Discovery's twin solid rocket boosters should ignite at 7:43:46 pm EDT this evening, sending the space shuttle on a now shortened mission to the international space station. will have LIVE television on our Homepage all day today and throught the mission.

The launch team will begin loading the external tank with its liquid oxygen & liquid hydrogen fuels at about 10:20 this morning. By around 11:45 am or so, the team should be able to know if the valve change out on the hydrogen vent line worked and if any gaseous leaks still exist.

If the launch team passes that milestone, then Discovery's seven astronauts will suit up in their partial pressure suits at about 3:25 pm EDT, followed by their departure to Launch Pad 39-A at 3:53 pm. Crew ingress of the Discovery would follow thirty minutes later, with Discovery's hatch being closed and sealed at about 5:40 pm.

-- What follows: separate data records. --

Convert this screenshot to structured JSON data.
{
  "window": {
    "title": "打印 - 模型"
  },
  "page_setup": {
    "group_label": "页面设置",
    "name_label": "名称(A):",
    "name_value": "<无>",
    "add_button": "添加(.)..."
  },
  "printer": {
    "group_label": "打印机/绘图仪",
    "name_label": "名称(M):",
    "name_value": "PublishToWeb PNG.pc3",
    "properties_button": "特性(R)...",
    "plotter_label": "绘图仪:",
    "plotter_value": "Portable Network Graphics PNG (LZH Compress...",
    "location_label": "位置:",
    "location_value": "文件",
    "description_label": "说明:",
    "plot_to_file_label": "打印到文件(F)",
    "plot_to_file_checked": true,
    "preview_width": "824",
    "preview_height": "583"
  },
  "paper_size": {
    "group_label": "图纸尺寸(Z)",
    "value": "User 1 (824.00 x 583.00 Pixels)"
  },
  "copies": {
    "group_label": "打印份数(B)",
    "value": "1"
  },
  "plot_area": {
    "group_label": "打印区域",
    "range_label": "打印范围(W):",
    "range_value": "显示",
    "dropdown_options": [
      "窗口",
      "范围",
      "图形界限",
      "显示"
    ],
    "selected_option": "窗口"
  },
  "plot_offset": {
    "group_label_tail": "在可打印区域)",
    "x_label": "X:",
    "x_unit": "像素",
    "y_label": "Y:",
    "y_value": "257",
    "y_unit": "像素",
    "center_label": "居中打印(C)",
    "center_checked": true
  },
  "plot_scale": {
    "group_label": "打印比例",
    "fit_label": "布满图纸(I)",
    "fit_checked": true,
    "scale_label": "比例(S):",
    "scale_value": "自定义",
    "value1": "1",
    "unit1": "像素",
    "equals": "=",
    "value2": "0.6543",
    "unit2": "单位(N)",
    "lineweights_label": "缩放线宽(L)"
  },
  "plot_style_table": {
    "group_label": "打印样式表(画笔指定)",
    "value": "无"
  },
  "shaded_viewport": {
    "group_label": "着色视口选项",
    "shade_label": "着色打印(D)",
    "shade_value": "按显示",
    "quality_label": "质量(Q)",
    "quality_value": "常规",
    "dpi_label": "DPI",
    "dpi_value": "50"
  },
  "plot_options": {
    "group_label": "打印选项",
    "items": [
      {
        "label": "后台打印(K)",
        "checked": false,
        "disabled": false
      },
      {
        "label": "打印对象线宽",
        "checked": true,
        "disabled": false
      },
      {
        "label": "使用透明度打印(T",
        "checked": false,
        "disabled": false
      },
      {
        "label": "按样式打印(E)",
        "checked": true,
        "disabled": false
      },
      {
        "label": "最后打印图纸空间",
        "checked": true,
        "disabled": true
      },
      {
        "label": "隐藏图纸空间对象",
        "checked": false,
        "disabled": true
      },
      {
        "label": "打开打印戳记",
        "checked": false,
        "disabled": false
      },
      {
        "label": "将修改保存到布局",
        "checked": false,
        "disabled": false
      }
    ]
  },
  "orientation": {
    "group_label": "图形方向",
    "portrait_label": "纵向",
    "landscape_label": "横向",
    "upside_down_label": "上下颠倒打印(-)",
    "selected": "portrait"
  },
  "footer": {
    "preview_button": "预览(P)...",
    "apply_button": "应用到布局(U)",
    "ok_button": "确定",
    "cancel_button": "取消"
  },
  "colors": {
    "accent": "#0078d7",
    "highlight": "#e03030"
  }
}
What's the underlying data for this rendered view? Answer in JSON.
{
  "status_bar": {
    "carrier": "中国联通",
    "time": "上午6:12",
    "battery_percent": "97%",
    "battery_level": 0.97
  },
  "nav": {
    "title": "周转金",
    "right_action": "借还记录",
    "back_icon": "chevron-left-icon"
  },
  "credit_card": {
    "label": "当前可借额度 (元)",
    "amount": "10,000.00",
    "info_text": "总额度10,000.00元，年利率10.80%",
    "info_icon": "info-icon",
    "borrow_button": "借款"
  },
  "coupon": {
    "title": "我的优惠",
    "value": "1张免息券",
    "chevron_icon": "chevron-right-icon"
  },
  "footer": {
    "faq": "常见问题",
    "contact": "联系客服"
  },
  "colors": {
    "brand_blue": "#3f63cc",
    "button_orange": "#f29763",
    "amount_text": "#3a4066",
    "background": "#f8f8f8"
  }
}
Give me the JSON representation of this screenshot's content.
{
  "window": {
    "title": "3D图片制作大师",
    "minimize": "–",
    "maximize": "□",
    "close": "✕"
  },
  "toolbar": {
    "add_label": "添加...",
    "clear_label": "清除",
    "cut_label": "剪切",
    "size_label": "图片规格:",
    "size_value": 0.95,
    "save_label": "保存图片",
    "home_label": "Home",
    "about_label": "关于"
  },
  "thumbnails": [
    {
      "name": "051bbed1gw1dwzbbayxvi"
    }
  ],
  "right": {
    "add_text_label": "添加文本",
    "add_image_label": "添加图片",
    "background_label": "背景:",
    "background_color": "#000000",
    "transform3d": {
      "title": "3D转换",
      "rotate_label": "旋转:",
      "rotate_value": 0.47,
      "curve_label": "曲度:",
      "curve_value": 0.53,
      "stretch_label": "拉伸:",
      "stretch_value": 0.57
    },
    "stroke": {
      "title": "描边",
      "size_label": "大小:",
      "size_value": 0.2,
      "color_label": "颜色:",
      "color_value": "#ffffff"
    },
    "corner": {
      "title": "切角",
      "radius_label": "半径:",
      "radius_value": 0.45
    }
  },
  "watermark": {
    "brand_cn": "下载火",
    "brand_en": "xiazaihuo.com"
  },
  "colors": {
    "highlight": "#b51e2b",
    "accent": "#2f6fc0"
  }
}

This mission has been shortened from 15 days to about 13 due to a late-March Russian Soyuz manned flight to the space station. Mission operation state that two operating manned space craft cannot be docked to the station at one time due to their dynamics to the station. Also, the Soyuz will be bringing up a replacement station crew, known as Expedition 19, to replace the current Expedition 18 crew. Both crews will be involved with the week long complex handover, and Discovery's mission would be in the way.